Here is a simple example for how you would get the same result as in the above examples (with an added bonus of colored branches, just for fun):



# using piping to get the dend
dend <- iris[,-5] %>% dist %>% hclust %>% as.dendrogram

# plot + color the dend's branches before, based on 3 clusters:
dend %>% color_branches(k=3) %>% plot(horiz=TRUE, main = "The dendextend package \n Gives extended functionality to R's dendrogram object")

# add horiz rect
dend %>% rect.dendrogram(k=3,horiz=TRUE)

# add horiz (well, vertical) line:
abline(v = heights_per_k.dendrogram(dend)["3"] + .6, lwd = 2, lty = 2, col = "blue")


Here's a solution using ggplot and the ggdendro package. As an added bonus, we can color the labels by cluster...

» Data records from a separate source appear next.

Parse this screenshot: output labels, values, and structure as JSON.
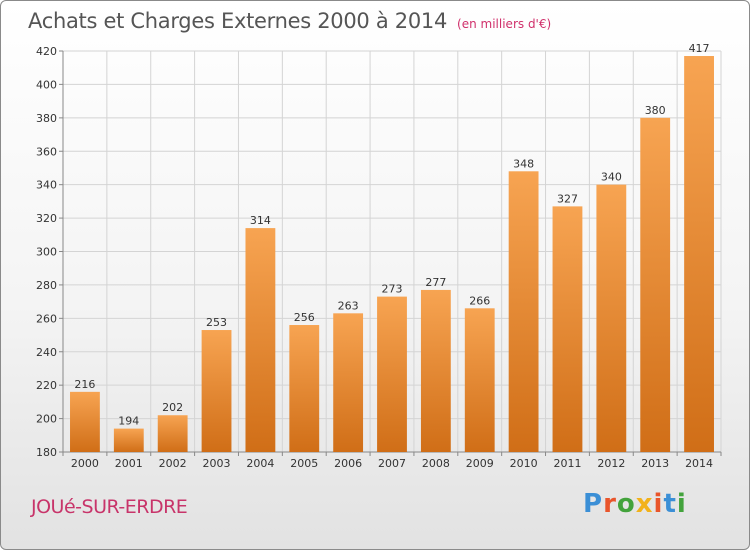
{
  "header": {
    "title": "Achats et Charges Externes 2000 à 2014",
    "subtitle": "(en milliers d'€)"
  },
  "footer": {
    "city": "JOUé-SUR-ERDRE",
    "brand_letters": [
      "P",
      "r",
      "o",
      "x",
      "i",
      "t",
      "i"
    ],
    "brand_colors": [
      "#3b8fd6",
      "#e9552b",
      "#43a33c",
      "#f2b21b",
      "#e9552b",
      "#3b8fd6",
      "#43a33c"
    ]
  },
  "chart_data": {
    "type": "bar",
    "title": "Achats et Charges Externes 2000 à 2014",
    "subtitle": "(en milliers d'€)",
    "xlabel": "",
    "ylabel": "",
    "categories": [
      "2000",
      "2001",
      "2002",
      "2003",
      "2004",
      "2005",
      "2006",
      "2007",
      "2008",
      "2009",
      "2010",
      "2011",
      "2012",
      "2013",
      "2014"
    ],
    "values": [
      216,
      194,
      202,
      253,
      314,
      256,
      263,
      273,
      277,
      266,
      348,
      327,
      340,
      380,
      417
    ],
    "ylim": [
      180,
      420
    ],
    "yticks": [
      180,
      200,
      220,
      240,
      260,
      280,
      300,
      320,
      340,
      360,
      380,
      400,
      420
    ],
    "grid": true,
    "bar_color_top": "#f7a452",
    "bar_color_bottom": "#d06e17",
    "legend": "none"
  }
}
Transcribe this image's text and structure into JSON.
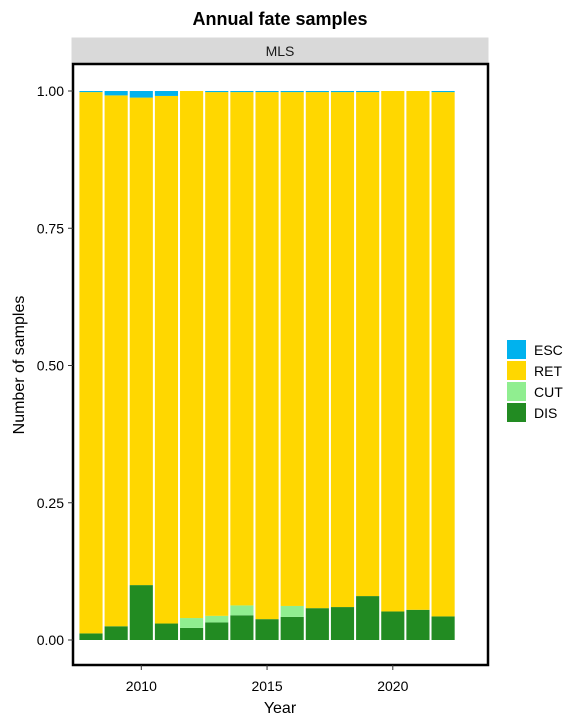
{
  "chart_data": {
    "type": "bar",
    "stacked": true,
    "title": "Annual fate samples",
    "facet_label": "MLS",
    "xlabel": "Year",
    "ylabel": "Number of samples",
    "x": [
      2008,
      2009,
      2010,
      2011,
      2012,
      2013,
      2014,
      2015,
      2016,
      2017,
      2018,
      2019,
      2020,
      2021,
      2022
    ],
    "x_ticks": [
      2010,
      2015,
      2020
    ],
    "x_tick_labels": [
      "2010",
      "2015",
      "2020"
    ],
    "ylim": [
      0,
      1
    ],
    "y_ticks": [
      0,
      0.25,
      0.5,
      0.75,
      1
    ],
    "y_tick_labels": [
      "0.00",
      "0.25",
      "0.50",
      "0.75",
      "1.00"
    ],
    "grid": false,
    "legend_position": "right",
    "series": [
      {
        "name": "DIS",
        "color": "#228B22",
        "values": [
          0.012,
          0.025,
          0.1,
          0.03,
          0.022,
          0.032,
          0.045,
          0.038,
          0.042,
          0.058,
          0.06,
          0.08,
          0.052,
          0.055,
          0.043
        ]
      },
      {
        "name": "CUT",
        "color": "#90EE90",
        "values": [
          0.0,
          0.0,
          0.0,
          0.0,
          0.018,
          0.012,
          0.018,
          0.0,
          0.02,
          0.0,
          0.0,
          0.0,
          0.0,
          0.0,
          0.0
        ]
      },
      {
        "name": "RET",
        "color": "#FFD700",
        "values": [
          0.986,
          0.967,
          0.888,
          0.961,
          0.96,
          0.954,
          0.935,
          0.96,
          0.936,
          0.94,
          0.938,
          0.918,
          0.948,
          0.945,
          0.955
        ]
      },
      {
        "name": "ESC",
        "color": "#00B2EE",
        "values": [
          0.002,
          0.008,
          0.012,
          0.009,
          0.0,
          0.002,
          0.002,
          0.002,
          0.002,
          0.002,
          0.002,
          0.002,
          0.0,
          0.0,
          0.002
        ]
      }
    ],
    "legend_order": [
      "ESC",
      "RET",
      "CUT",
      "DIS"
    ]
  }
}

dst   <- daisy(iris, metric = c("gower"), stand = FALSE)
hca   <- hclust(dst, method = "average")
k     <- 3
clust <- cutree(hca,k=k)  # k clusters

library(ggdendro)     # for dendro_data(...)
dendr    <- dendro_data(hca, type="rectangle") # convert for ggplot
clust.df <- data.frame(label=rownames(iris), cluster=factor(clust))
dendr[["labels"]]   <- merge(dendr[["labels"]],clust.df, by="label")
rect <- aggregate(x~cluster,label(dendr),range)
rect <- data.frame(rect$cluster,rect$x)
ymax <- mean(hca$height[length(hca$height)-((k-2):(k-1))])

ggplot() + 
  geom_segment(data=segment(dendr), aes(x=x, y=y, xend=xend, yend=yend)) + 
  geom_text(data=label(dendr), aes(x, y, label=label, hjust=0, color=cluster), 
            size=3) +
  geom_rect(data=rect, aes(xmin=X1-.3, xmax=X2+.3, ymin=0, ymax=ymax), 
            color="red", fill=NA)+
  geom_hline(yintercept=0.33, color="blue")+
  coord_flip() + scale_y_reverse(expand=c(0.2, 0)) + 


To just get the job done (although in a quite ugly way) you could just manually swap the coordinates in the call to rect in rect.hclust:

rhc <- function (tree, k = NULL, which = NULL, x = NULL, h = NULL, border = 2, 
    cluster = NULL) 
    if (length(h) > 1L | length(k) > 1L) 
        stop("'k' and 'h' must be a scalar")
    if (!is.null(h)) {
        if (!is.null(k)) 
            stop("specify exactly one of 'k' and 'h'")
        k <- min(which(rev(tree$height) < h))
        k <- max(k, 2)
    else if (is.null(k)) 
        stop("specify exactly one of 'k' and 'h'")
    if (k < 2 | k > length(tree$height)) 
        stop(gettextf("k must be between 2 and %d", length(tree$height)), 
            domain = NA)
    if (is.null(cluster)) 
        cluster <- cutree(tree, k = k)
    clustab <- table(cluster)[unique(cluster[tree$order])]
    m <- c(0, cumsum(clustab))
    if (!is.null(x)) {
        if (!is.null(which)) 
            stop("specify exactly one of 'which' and 'x'")
        which <- x
        for (n in seq_along(x)) which[n] <- max(which(m < x[n]))
    else if (is.null(which)) 
        which <- 1L:k
    if (any(which > k)) 
        stop(gettextf("all elements of 'which' must be between 1 and %d", 
            k), domain = NA)
    border <- rep_len(border, length(which))
    retval <- list()
    for (n in seq_along(which)) {
             ybottom = m[which[n]] + 0.66,
             xright = par("usr")[3L],
             ytop = m[which[n] + 1] + 0.33,
             xleft = mean(rev(tree$height)[(k - 1):k]),
             border = border[n])
        retval[[n]] <- which(cluster == as.integer(names(clustab)[which[n]]))

and call rhc like you called rect.hclust:

rhc(hca, k = 3, border = "red")